Earlier this year, I had the opportunity to meet with administators and educators from San Jose State University’s College of Sciences to discuss the idea of a Big Data program that would include courses for data analysts, systems administrators, and interdisciplinary teams. This brainstorming session led to the inception of an experimental CS course offered for the first time this fall at SJSU: CS-185C, “Big Data Processing.” The SJSU course catalog describes the course thusly:“This course will have a very practical focus on the techniques and tools for capturing, storing, processing and analyzing big data. Tools such as Hadoop and Splunk will be used in virtual, cloud-based environments. There they will process and analyze, either in batch mode or real time, big data that will range from web log files to twitter and other specialized data. This is a hands-on course in which students are expected to work in teams to complete at least 2 real world projects, which are the sole components of the grade. Guest lectures by current practitioners are expected.”
A few weeks ago, I was able to attend a session of the new class to watch the student’s first round of big data presentations, and it was great! The students were given access to some data sets and hosted computing instances in GoGrid, and were asked to deploy Splunk, get their data into it, and do some analysis, which they then presented to the class. Three of the presentations in particular were so impressive that I asked the student teams if they would be willing to come up to the Splunk offices in San Francisco and give slightly expanded versions of them there for our entire staff, which happened yesterday.

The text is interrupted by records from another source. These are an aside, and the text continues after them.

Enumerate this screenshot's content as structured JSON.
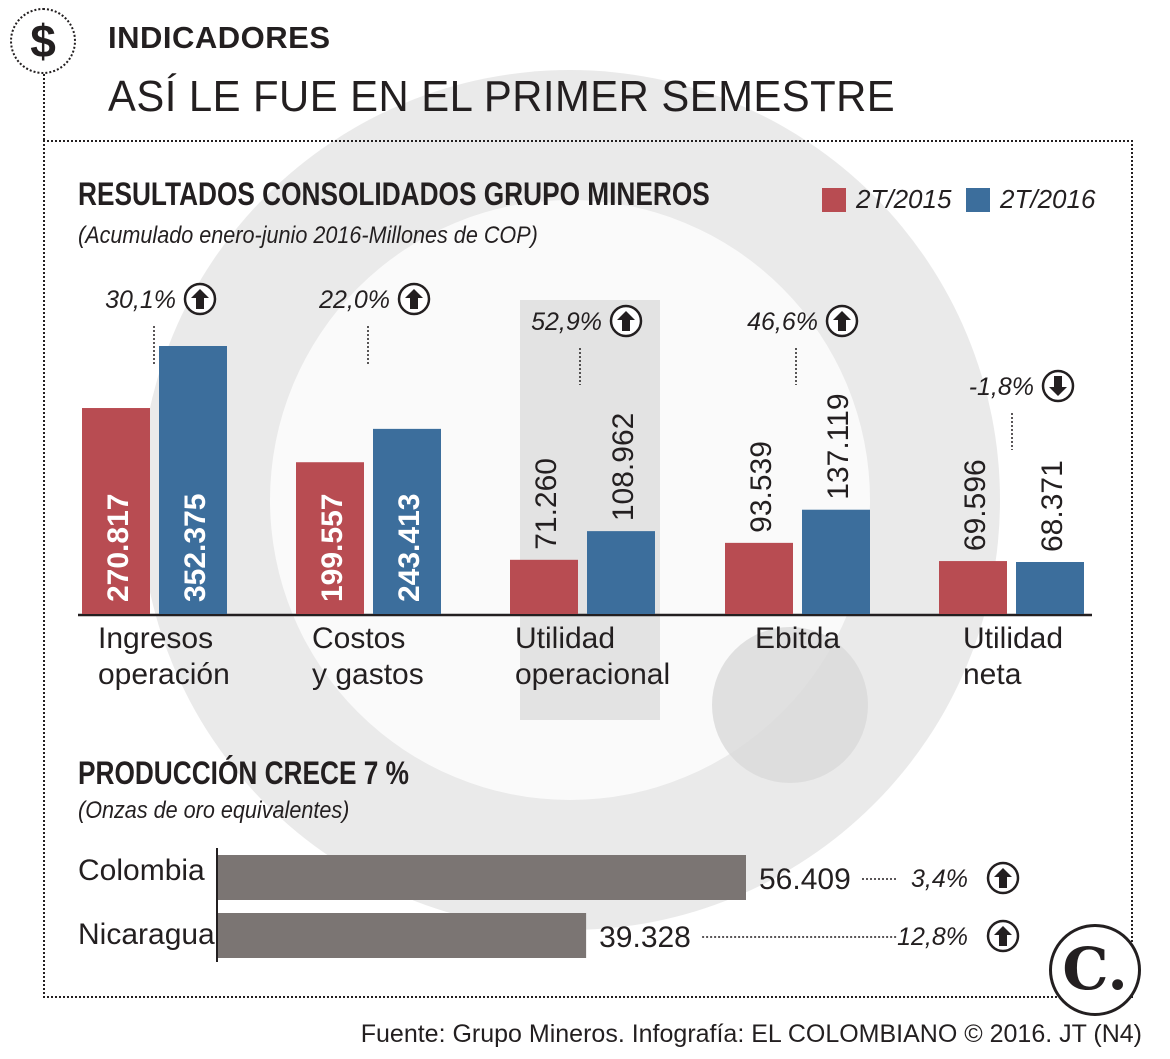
{
  "header": {
    "badge_symbol": "$",
    "kicker": "INDICADORES",
    "headline": "ASÍ LE FUE EN EL PRIMER SEMESTRE"
  },
  "colors": {
    "series_2015": "#b84c52",
    "series_2016": "#3c6e9c",
    "production_bar": "#7b7573",
    "watermark": "#d6d6d6",
    "ink": "#231f20"
  },
  "chart_data": [
    {
      "type": "bar",
      "title": "RESULTADOS CONSOLIDADOS GRUPO MINEROS",
      "subtitle": "(Acumulado enero-junio 2016-Millones de COP)",
      "categories": [
        [
          "Ingresos",
          "operación"
        ],
        [
          "Costos",
          "y gastos"
        ],
        [
          "Utilidad",
          "operacional"
        ],
        [
          "Ebitda"
        ],
        [
          "Utilidad",
          "neta"
        ]
      ],
      "series": [
        {
          "name": "2T/2015",
          "values": [
            270817,
            199557,
            71260,
            93539,
            69596
          ],
          "labels": [
            "270.817",
            "199.557",
            "71.260",
            "93.539",
            "69.596"
          ]
        },
        {
          "name": "2T/2016",
          "values": [
            352375,
            243413,
            108962,
            137119,
            68371
          ],
          "labels": [
            "352.375",
            "243.413",
            "108.962",
            "137.119",
            "68.371"
          ]
        }
      ],
      "changes": [
        {
          "label": "30,1%",
          "direction": "up"
        },
        {
          "label": "22,0%",
          "direction": "up"
        },
        {
          "label": "52,9%",
          "direction": "up"
        },
        {
          "label": "46,6%",
          "direction": "up"
        },
        {
          "label": "-1,8%",
          "direction": "down"
        }
      ],
      "ylim": [
        0,
        360000
      ],
      "legend": "top-right"
    },
    {
      "type": "bar",
      "orientation": "horizontal",
      "title": "PRODUCCIÓN CRECE 7 %",
      "subtitle": "(Onzas de oro equivalentes)",
      "categories": [
        "Colombia",
        "Nicaragua"
      ],
      "values": [
        56409,
        39328
      ],
      "labels": [
        "56.409",
        "39.328"
      ],
      "changes": [
        {
          "label": "3,4%",
          "direction": "up"
        },
        {
          "label": "12,8%",
          "direction": "up"
        }
      ],
      "xlim": [
        0,
        56409
      ]
    }
  ],
  "footer": {
    "source": "Fuente: Grupo Mineros. Infografía: EL COLOMBIANO © 2016. JT (N4)",
    "logo_text": "C."
  }
}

We filled our biggest conference room with Splunkers (including several members of our executive team), and dozens more attended remotely. Peter Zadrozny, Splunk performance consultant and instructor for the course, told us a little about the project requirements, and introduced the teams.
The team of Vladimir Serdyukov, Gayathri Vijay, and Dhivya Srinivasan presented first.
They chose to analyze several years of connection and chat data from a custom Neverwinter Nights game server module, revealing some great insights about abuse of DRM in the game, the geographic location of players, as well as some sentiment analysis of the in-game chat, which made use of the free Sentiment Analysis app available on Splunkbase. In the process, they uncovered a bug in the app, which has since been fixed :).
Jason Campos presented his project next, which covered a single day of Twitter data (3/26/2012, to be specific–360GB of data, comprised of 375 million tweets plus their associated metadata). He began his presentation with the assertion that in addition to doing some basic analysis of hashtags, busiest tweet times, and popular platforms, he had made a “groundbreaking discovery” that he would share with us. Jason showed us a diagram of his Splunk deployment:
and described the process he used to normalize the Twitter data using dynamic lookups to filter or de-duplicate content –for example, he condensed all Twitter clients for a given platform (such as Android, iPhone, and Blackberry) into a single value for the platform. He showed us data that might indicate that Android users are boring:
Lastly, his groundbreaking discovery:
The third and final project was presented by Scott Blake and Mangesh Musale, and covered the last 100 years of worldwide earthquake data. In addition to learning a lot about the complexities of processing data from a variety of sources, Scott and Mangesh dispelled the myth of an “earthquake season”:
Of particular interest was a series of earthquake clusters in Arkansas in the last few years :
…which were difficult to explain…until they did some research and learned that many of them may be the result of natural gas ‘fracking‘ in the vicinity.
After the presentations, the student teams spent some time mingling with Splunkers and got a tour of our offices…
…and of course we couldn’t let them go home without some of our infamous tshirts :).
I can’t tell you how pleased and proud all of us at Splunk are to see such great projects and analysis from these students–all of this work was accomplished, start-to-finish within about 4 weeks of a college student’s schedule. I’m very much looking forward to next semester’s presentations!